New York—The council of the American Institute of CPAs voted overwhelmingly in favor of a resolution that will eventually lead to greater transparency in peer reviews.

Attendees of the spring council meeting in Scottsdale, Ariz., May 23 to May 25, voted to launch an education program on peer review, to assess the desire for transparency and to incorporate their feedback into the process of developing a more open peer review program.

“The resolution was supported by the New York State Society of CPAs,” Jeff Hoops, immediate Society past president, said. “We thought it was the right combination that addressed an issue by setting up a mechanism providing education to the members.”

The council’s endorsement advances the work of the AICPA’s Peer Review Committee, which in December recommended to the AICPA Board of Directors that the peer review program include fully transparent peer review files.
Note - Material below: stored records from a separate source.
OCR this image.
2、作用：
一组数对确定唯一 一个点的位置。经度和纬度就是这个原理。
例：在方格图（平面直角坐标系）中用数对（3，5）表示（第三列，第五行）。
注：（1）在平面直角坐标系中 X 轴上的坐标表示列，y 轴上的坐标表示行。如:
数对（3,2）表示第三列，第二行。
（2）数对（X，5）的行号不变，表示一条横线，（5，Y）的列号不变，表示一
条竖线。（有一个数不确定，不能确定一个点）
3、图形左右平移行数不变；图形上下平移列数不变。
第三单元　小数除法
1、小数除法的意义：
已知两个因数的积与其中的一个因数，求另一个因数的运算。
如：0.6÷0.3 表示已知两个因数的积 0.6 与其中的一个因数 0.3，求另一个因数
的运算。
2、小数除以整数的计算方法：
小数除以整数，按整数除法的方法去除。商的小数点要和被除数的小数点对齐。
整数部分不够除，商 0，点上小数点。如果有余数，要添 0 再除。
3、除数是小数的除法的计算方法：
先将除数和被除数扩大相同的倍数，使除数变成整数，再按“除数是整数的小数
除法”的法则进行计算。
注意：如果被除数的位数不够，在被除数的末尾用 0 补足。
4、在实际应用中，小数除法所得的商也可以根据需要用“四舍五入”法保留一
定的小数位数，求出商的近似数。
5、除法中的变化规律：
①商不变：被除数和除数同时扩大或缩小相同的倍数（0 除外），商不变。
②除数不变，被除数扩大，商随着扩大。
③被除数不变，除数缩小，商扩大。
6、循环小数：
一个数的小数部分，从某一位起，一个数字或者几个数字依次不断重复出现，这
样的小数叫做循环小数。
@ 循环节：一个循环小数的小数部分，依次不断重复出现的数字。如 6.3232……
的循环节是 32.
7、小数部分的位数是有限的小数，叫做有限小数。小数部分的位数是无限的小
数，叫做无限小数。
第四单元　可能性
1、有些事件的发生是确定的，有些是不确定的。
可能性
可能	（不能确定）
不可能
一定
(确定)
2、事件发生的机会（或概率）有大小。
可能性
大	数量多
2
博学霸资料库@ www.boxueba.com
According to Robert Bunting, the committee’s chair, the board was reluctant to make such a change because of the existing conditions of the 16-year-old peer review program.
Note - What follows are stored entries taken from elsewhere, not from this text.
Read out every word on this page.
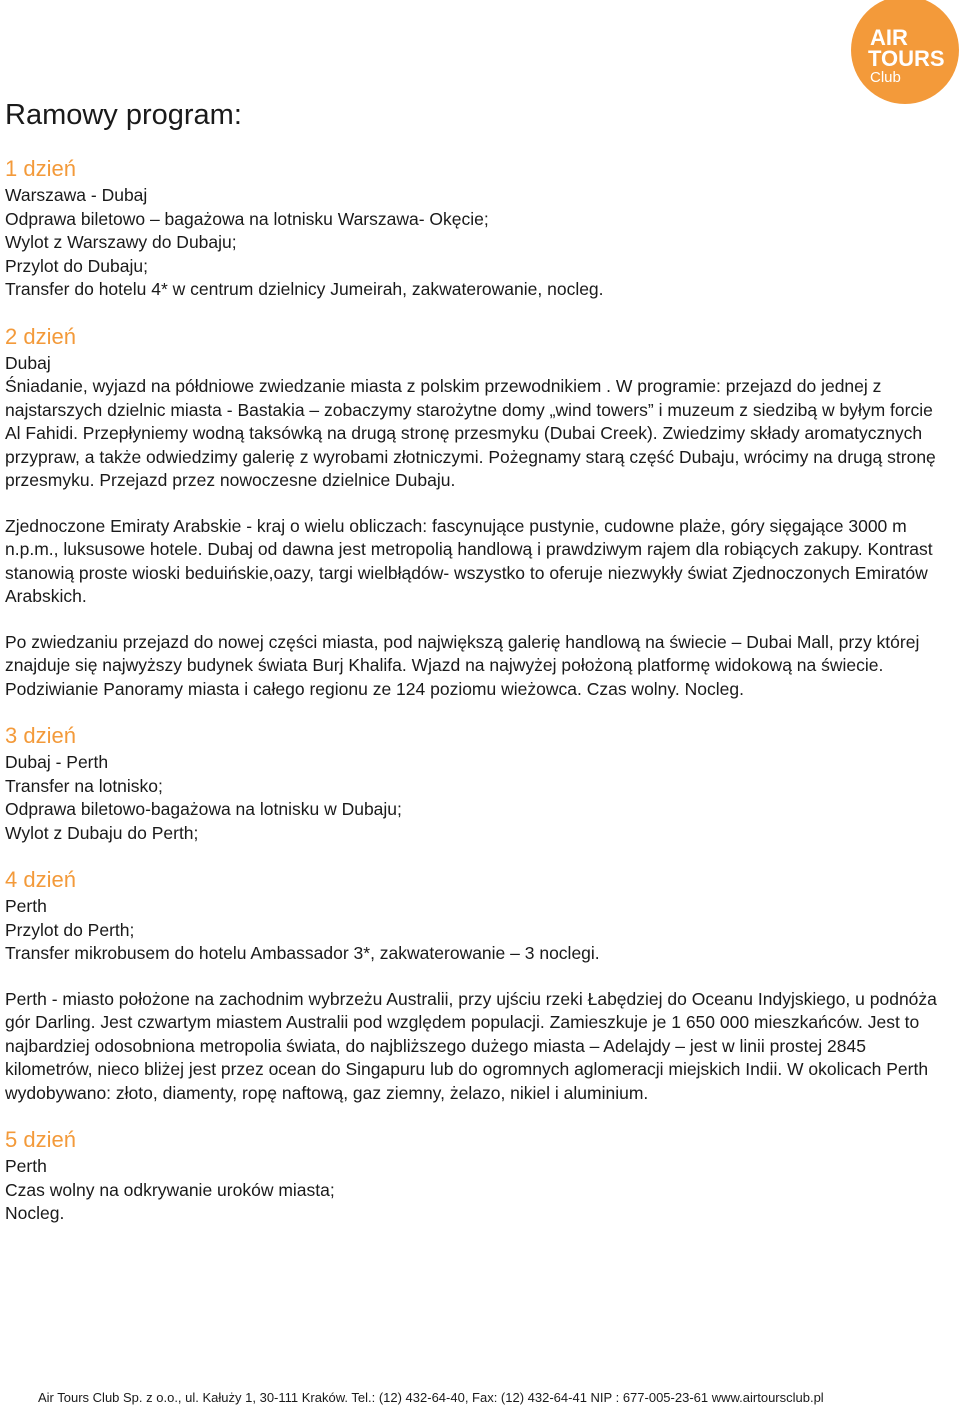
AIR
TOURS
Club
Ramowy program:

1 dzień

Warszawa - Dubaj

Odprawa biletowo – bagażowa na lotnisku Warszawa- Okęcie;

Wylot z Warszawy do Dubaju;

Przylot do Dubaju;

Transfer do hotelu 4* w centrum dzielnicy Jumeirah, zakwaterowanie, nocleg.

2 dzień

Dubaj

Śniadanie, wyjazd na półdniowe zwiedzanie miasta z polskim przewodnikiem . W programie: przejazd do jednej z najstarszych dzielnic miasta - Bastakia – zobaczymy starożytne domy „wind towers” i muzeum z siedzibą w byłym forcie Al Fahidi. Przepłyniemy wodną taksówką na drugą stronę przesmyku (Dubai Creek). Zwiedzimy składy aromatycznych przypraw, a także odwiedzimy galerię z wyrobami złotniczymi. Pożegnamy starą część Dubaju, wrócimy na drugą stronę przesmyku. Przejazd przez nowoczesne dzielnice Dubaju.

Zjednoczone Emiraty Arabskie - kraj o wielu obliczach: fascynujące pustynie, cudowne plaże, góry sięgające 3000 m n.p.m., luksusowe hotele. Dubaj od dawna jest metropolią handlową i prawdziwym rajem dla robiących zakupy. Kontrast stanowią proste wioski beduińskie,oazy, targi wielbłądów- wszystko to oferuje niezwykły świat Zjednoczonych Emiratów Arabskich.

Po zwiedzaniu przejazd do nowej części miasta, pod największą galerię handlową na świecie – Dubai Mall, przy której znajduje się najwyższy budynek świata Burj Khalifa. Wjazd na najwyżej położoną platformę widokową na świecie. Podziwianie Panoramy miasta i całego regionu ze 124 poziomu wieżowca. Czas wolny. Nocleg.

3 dzień

Dubaj - Perth

Transfer na lotnisko;

Odprawa biletowo-bagażowa na lotnisku w Dubaju;

Wylot z Dubaju do Perth;

4 dzień

Perth

Przylot do Perth;

Transfer mikrobusem do hotelu Ambassador 3*, zakwaterowanie – 3 noclegi.

Perth - miasto położone na zachodnim wybrzeżu Australii, przy ujściu rzeki Łabędziej do Oceanu Indyjskiego, u podnóża gór Darling. Jest czwartym miastem Australii pod względem populacji. Zamieszkuje je 1 650 000 mieszkańców. Jest to najbardziej odosobniona metropolia świata, do najbliższego dużego miasta – Adelajdy – jest w linii prostej 2845 kilometrów, nieco bliżej jest przez ocean do Singapuru lub do ogromnych aglomeracji miejskich Indii. W okolicach Perth wydobywano: złoto, diamenty, ropę naftową, gaz ziemny, żelazo, nikiel i aluminium.

5 dzień

Perth

Czas wolny na odkrywanie uroków miasta;

Nocleg.

Air Tours Club Sp. z o.o., ul. Kałuży 1, 30-111 Kraków. Tel.: (12) 432-64-40, Fax: (12) 432-64-41 NIP : 677-005-23-61 www.airtoursclub.pl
“The board of directors said, ‘We don’t think the members are ready for that’ and ‘We have a covenant with them that we wouldn’t make (peer review) public, that’s how we got them to do it in 1988,’” Bunting, the AICPA’s chairman-elect, said in a telephone interview.

“Sometimes we all underestimate the members of our profession,” he added. “I’m not sure why we do that. We have to remember that in 1988, the members voted overwhelmingly to subject themselves to peer review. That was a pretty amazing thing to do.”

Since that time, Bunting said, the nature of peer review has evolved as states increasingly have made it part of the qualification for licensure. Currently, 36 states require peer review, and another 10 states have some kind of legislation or regulation pending that would make peer review a part of the licensing process. New York is one of those states.

According to its website, the AICPA’s current peer review mandate requires practitioners engaged in public accounting to practice in firms enrolled in an AICPA-approved practice-monitoring program if the peer review services and the reports are in accordance with AICPA standards.

Members using the Private Companies Practice Section and Center for Public Company Audit Firms peer review programs already have a public file requirement that includes a firm’s most recent peer review report, and letter of comments and responses, if any.

The resolution allows the AICPA to launch a grassroots Member Education program; directs the Peer Review Board to assist members in meeting their state regulatory requirements; directs staff to create a consistently informed membership and prepare for a member referendum based on member feedback and subject to council’s approval; affirms council support for increased transparency; and allows the profession to be responsive to state boards of accountancy by seeking ways to assist member compliance with state licensing laws, among other provisions.

The AICPA couldn’t provide a vote count on the resolution, as of this writing.

Bunting said that there weren’t more than a handful of council members who voted against the resolution.

“The feedback I got was people were energized by the opportunity to let the world know that (CPAs) accept our responsibility to serve the public interest,” Bunting said. “The council is energized by the chance to show leadership and to make the profession better.”